Obviously, Q is a projection operator such that \(\operatorname {ker}Q=\operatorname{Im}L\) and \(\operatorname{Im} L=\{cz(t): c\in \mathbb{R}\}\). For any \(y\in Y\), because \(y=(y-Qy)+Qy\), we have \(Y=\operatorname{Im}L+ \operatorname{Im}Q\). Moreover, by a simple calculation, we can get \(\operatorname{Im}Q\cap\operatorname {Im}L=\emptyset\). Above all, \(Y=\operatorname{Im}L\oplus\operatorname{Im}Q\).

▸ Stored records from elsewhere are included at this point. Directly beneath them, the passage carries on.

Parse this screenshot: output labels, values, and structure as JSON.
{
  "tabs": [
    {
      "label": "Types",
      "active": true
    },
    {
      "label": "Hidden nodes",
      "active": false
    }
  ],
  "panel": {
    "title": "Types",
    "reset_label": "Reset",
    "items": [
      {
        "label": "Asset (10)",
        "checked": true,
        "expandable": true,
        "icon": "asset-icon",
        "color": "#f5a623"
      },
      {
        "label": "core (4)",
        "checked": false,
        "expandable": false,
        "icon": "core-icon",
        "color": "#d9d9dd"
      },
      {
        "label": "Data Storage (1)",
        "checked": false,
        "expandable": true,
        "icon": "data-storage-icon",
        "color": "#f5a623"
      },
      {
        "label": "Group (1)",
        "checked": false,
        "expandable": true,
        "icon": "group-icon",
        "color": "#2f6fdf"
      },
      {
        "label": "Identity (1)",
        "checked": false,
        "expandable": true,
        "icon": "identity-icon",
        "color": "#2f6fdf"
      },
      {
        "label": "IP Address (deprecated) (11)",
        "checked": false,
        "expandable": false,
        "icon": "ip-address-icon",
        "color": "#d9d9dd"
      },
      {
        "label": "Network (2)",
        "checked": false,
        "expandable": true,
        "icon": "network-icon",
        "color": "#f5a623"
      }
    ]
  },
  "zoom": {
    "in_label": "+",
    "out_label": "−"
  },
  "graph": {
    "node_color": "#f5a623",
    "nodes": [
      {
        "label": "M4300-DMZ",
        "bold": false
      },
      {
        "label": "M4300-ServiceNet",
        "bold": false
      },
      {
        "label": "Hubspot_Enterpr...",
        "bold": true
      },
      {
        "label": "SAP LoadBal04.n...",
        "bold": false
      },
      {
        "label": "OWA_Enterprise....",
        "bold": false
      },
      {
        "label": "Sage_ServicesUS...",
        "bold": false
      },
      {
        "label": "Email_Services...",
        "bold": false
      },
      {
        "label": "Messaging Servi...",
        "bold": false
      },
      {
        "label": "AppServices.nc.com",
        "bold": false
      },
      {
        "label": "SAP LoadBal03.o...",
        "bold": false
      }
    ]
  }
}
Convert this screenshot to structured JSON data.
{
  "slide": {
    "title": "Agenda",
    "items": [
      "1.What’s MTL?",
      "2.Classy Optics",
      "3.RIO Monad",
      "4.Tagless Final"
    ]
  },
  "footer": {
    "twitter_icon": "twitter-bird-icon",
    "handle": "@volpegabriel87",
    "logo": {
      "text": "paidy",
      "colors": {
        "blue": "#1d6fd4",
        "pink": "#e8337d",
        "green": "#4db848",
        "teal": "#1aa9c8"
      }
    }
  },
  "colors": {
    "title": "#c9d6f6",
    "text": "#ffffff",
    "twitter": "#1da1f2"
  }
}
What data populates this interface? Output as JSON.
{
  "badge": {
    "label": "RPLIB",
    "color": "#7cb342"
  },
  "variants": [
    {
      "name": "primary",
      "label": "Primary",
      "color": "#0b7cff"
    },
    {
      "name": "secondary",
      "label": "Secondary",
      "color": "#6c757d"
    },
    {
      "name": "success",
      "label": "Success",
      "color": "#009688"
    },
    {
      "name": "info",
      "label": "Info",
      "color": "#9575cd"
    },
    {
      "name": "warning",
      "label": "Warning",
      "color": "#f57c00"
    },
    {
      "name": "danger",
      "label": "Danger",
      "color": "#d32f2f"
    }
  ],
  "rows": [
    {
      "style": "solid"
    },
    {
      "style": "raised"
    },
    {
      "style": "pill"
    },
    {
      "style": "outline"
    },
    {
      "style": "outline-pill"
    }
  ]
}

To sum up, we can get that ImL is a closed subspace of Y; \(\operatorname{dim}\operatorname{ker}L=\operatorname{co} \operatorname{dim}\operatorname{Im}L<+\infty\); that is, L is a Fredholm operator of index zero.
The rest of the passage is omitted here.